Pemerintah menargetkan penyaluran gaji ke-13 bagi aparatur sipil negara (ASN) sebesar Rp55 triliun pada Juni 2026 sebagai upaya memacu pertumbuhan ekonomi nasional. Langkah ini diambil untuk memperkuat daya beli masyarakat dan menjadi stimulus belanja pemerintah pada kuartal II/2026, dilansir dari Ekonomi.
Menteri Koordinator Bidang Perekonomian Airlangga Hartarto menjelaskan bahwa belanja pemerintah memiliki peran krusial sebagai penopang ekonomi. Pada kuartal pertama tahun ini, sektor belanja negara telah menjadi motor penggerak utama dan diharapkan tren tersebut berlanjut pada periode April hingga Juni.
"Kuartal I/2026 kemarin belanja pemerintah menjadi penopang dan ini juga akan menjadi penopang di kuartal II, terutama juga kami menjaga daya beli daripada masyarakat dan gaji ASN ke-13. Itu diharapkan bisa diberikan di bulan Juni, nah itu juga salah satu penopang," terang Airlangga pada konferensi pers di Jakarta, Selasa (5/5/2026).
Selain pencairan gaji ke-13, pemerintah tengah mengkaji pemberian insentif tambahan untuk mendukung sektor industri. Fokus pemberian bantuan ini menyasar pada pengembangan ekosistem kendaraan listrik di Indonesia.
"Ini akan kami laporkan kepada Bapak Presiden," ujar Airlangga.
Pemerintah juga berupaya mengoptimalisasi Anggaran Pendapatan dan Belanja Negara (APBN) melalui program bantuan pangan untuk 33,2 juta keluarga penerima manfaat (KPM). Selain itu, terdapat alokasi subsidi dan kompensasi tahun 2026 mencapai Rp356,8 triliun serta revitalisasi satuan pendidikan senilai Rp13,4 triliun.

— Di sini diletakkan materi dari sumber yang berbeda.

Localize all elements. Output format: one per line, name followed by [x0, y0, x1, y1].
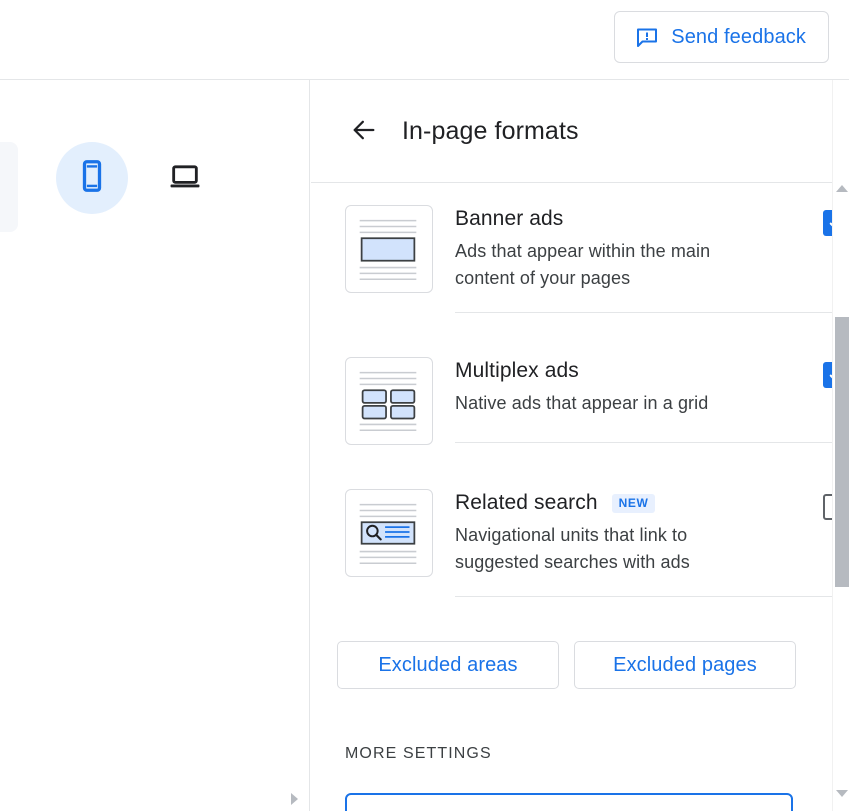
- detail-pane: In-page formats Banner ads Ads that appe…: [311, 80, 849, 811]
- device-toggle-desktop[interactable]: [158, 151, 212, 205]
- excluded-buttons-group: Excluded areas Excluded pages: [311, 619, 849, 689]
- preview-horizontal-scrollbar[interactable]: [0, 785, 309, 811]
- device-toggle-group: [56, 142, 212, 214]
- more-settings-focused-field[interactable]: [345, 793, 793, 811]
- format-row-content: Multiplex ads Native ads that appear in …: [455, 357, 849, 443]
- excluded-pages-button[interactable]: Excluded pages: [574, 641, 796, 689]
- format-row-banner-ads[interactable]: Banner ads Ads that appear within the ma…: [345, 183, 849, 335]
- detail-header: In-page formats: [311, 80, 849, 183]
- more-settings-heading: MORE SETTINGS: [345, 745, 492, 762]
- preview-edge-card: [0, 142, 18, 232]
- back-button[interactable]: [344, 111, 384, 151]
- feedback-icon: [635, 25, 659, 49]
- multiplex-ad-thumbnail-icon: [345, 357, 433, 445]
- top-bar: Send feedback: [0, 0, 849, 80]
- format-description: Ads that appear within the main content …: [455, 241, 711, 288]
- format-row-multiplex-ads[interactable]: Multiplex ads Native ads that appear in …: [345, 335, 849, 467]
- page-title: In-page formats: [402, 116, 579, 145]
- related-search-thumbnail-icon: [345, 489, 433, 577]
- detail-scroll-area: Banner ads Ads that appear within the ma…: [311, 183, 849, 811]
- send-feedback-button[interactable]: Send feedback: [614, 11, 829, 63]
- format-title: Multiplex ads: [455, 359, 579, 382]
- format-description: Navigational units that link to suggeste…: [455, 525, 690, 572]
- arrow-back-icon: [350, 116, 378, 147]
- format-text-block: Multiplex ads Native ads that appear in …: [455, 357, 807, 417]
- banner-ad-thumbnail-icon: [345, 205, 433, 293]
- format-text-block: Banner ads Ads that appear within the ma…: [455, 205, 807, 292]
- device-toggle-mobile[interactable]: [56, 142, 128, 214]
- detail-vertical-scrollbar[interactable]: [832, 80, 849, 811]
- ad-format-list: Banner ads Ads that appear within the ma…: [311, 183, 849, 619]
- format-row-content: Related search NEW Navigational units th…: [455, 489, 849, 597]
- vertical-scrollbar-thumb[interactable]: [835, 317, 849, 587]
- format-title-line: Banner ads: [455, 205, 807, 233]
- scroll-down-arrow-icon[interactable]: [836, 790, 848, 797]
- format-row-content: Banner ads Ads that appear within the ma…: [455, 205, 849, 313]
- excluded-areas-button[interactable]: Excluded areas: [337, 641, 559, 689]
- format-title: Banner ads: [455, 207, 564, 230]
- format-title: Related search: [455, 491, 598, 514]
- preview-pane: [0, 80, 310, 811]
- scroll-right-arrow-icon[interactable]: [291, 793, 298, 805]
- format-title-line: Multiplex ads: [455, 357, 807, 385]
- format-description: Native ads that appear in a grid: [455, 393, 709, 413]
- mobile-phone-icon: [74, 158, 110, 199]
- status-badge-new: NEW: [611, 493, 656, 513]
- scroll-up-arrow-icon[interactable]: [836, 185, 848, 192]
- format-text-block: Related search NEW Navigational units th…: [455, 489, 807, 576]
- laptop-icon: [168, 159, 202, 198]
- send-feedback-label: Send feedback: [671, 25, 806, 48]
- format-row-related-search[interactable]: Related search NEW Navigational units th…: [345, 467, 849, 619]
- format-title-line: Related search NEW: [455, 489, 807, 517]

Sektor perumahan turut mendapat alokasi melalui program 3 Juta Rumah dengan skema Fasilitas Likuiditas Pembiayaan Perumahan (FLPP) sebesar Rp37,1 triliun. Pemerintah juga menyediakan bantuan stimulan perumahan swadaya Rp8,9 triliun dan plafon kredit program perumahan Rp34,8 triliun.
"Akselerasi program EBT ini diharapkan bisa melakukan penghematan terhadap pembelian solar sebesar Rp48 triliun," lanjut Airlangga.
Dari sisi regulasi perdagangan, pemerintah menerapkan relaksasi bea masuk impor untuk sejumlah komoditas strategis. Bea masuk Liquefied Petroleum Gas (LPG) dan bahan baku plastik kini dipangkas menjadi 0% selama periode enam bulan ke depan.
Kebijakan pendukung lainnya meliputi kemudahan izin impor, penyesuaian pertimbangan teknis, serta peninjauan standar nasional Indonesia (SNI) untuk bahan baku. Kementerian Investasi/BKPM juga mempermudah pengurusan Kesesuaian Kegiatan Pemanfaatan Ruang melalui sistem Online Single Submission (OSS).